The rocket analogy is apt for Bezos, as this is a man who has seen his net worth explode to an estimated nearly $35 billion as of this writing, with the vast majority of that wealth held in shares of Amazon, as shares of the company are on a rocket-like path this year. Year to date, shares of the company have increased more than 100% as the company has swung to two consecutive quarters of reporting net income after years of losses.
According to analyst firm Pacific Crest, Amazon's tremendous run isn't over. The analyst firm recently opened coverage of the company with a 12-month price tag of $800 -- an increase of 20% from current prices.
Amazon's retail business is increasing
In Pacific Crest's note, the analysts mention e-commerce expansion as one of the bigger drivers, with online shopping expected to grow from 7% of total sales to 30% in the next five years. This change in buying behavior benefits Amazon; e-commerce analytics firm Slice Intelligence estimated Amazon took a massive 36% of all online shopping spend on Black Friday.
Interestingly enough, Best Buy (NYSE:BBY), a firm once considered most threatened by Amazon and the "showrooming" effect, finished second with 8% of online spend on Black Friday, according to Slice Intelligence. Improving its online operations was a wise and prudent business move for Best Buy, as Slice estimated online Black Friday sales rose 7%, which presumably will be higher than Black Friday's total increase in sales, which would lend credence to Pac Crests' view that foot-traffic commerce will shift to e-commerce moving forward.
Is Pac Crest underappreciating another large driver?
It's easy to classify Amazon as a retailer. That's the most-visible consumer-facing portion of the business, and contributed over 90% of the company's top line in the third fiscal quarter. For investors, who are more concerned about the company's bottom line, the company's Amazon Web Services is a large reason for the sudden profitability and overperformance, as the division contributed nearly 52% to segment operating income as it has a much-higher profit profile. When it comes to profitability, Amazon isn't a retailer as much as it is a cloud-hosting business.

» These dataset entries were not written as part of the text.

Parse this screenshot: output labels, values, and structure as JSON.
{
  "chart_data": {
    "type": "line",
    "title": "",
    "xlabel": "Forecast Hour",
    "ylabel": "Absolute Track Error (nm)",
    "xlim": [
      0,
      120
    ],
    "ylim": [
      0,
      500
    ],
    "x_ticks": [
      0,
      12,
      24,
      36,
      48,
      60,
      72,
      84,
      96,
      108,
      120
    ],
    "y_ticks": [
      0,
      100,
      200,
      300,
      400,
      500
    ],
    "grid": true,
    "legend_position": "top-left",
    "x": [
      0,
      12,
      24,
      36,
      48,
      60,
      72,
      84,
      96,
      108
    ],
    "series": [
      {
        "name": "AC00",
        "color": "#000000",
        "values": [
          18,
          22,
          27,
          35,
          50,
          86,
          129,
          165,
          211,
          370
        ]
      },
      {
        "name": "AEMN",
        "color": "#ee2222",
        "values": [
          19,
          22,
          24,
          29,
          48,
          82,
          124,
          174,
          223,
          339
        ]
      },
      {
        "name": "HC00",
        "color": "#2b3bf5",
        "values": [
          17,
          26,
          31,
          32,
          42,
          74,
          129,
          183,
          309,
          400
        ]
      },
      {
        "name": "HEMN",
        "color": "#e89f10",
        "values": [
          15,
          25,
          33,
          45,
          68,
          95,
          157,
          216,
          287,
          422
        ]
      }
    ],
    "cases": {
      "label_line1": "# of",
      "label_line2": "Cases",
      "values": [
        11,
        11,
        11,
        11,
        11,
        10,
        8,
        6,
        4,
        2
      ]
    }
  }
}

Not only that, it seems this business is on a solid growth path. In October, a company representative disclosed the service is on pace for a run rate of $7.3 billion this year, up 81% from last year's revenue haul. If Amazon is able to continue a growth rate similar to the one it's currently experiencing with the same profit profile, and maintains similar valuation metrics, it's possible Pacific Crest's estimate of $800 per share actually undervalues the company.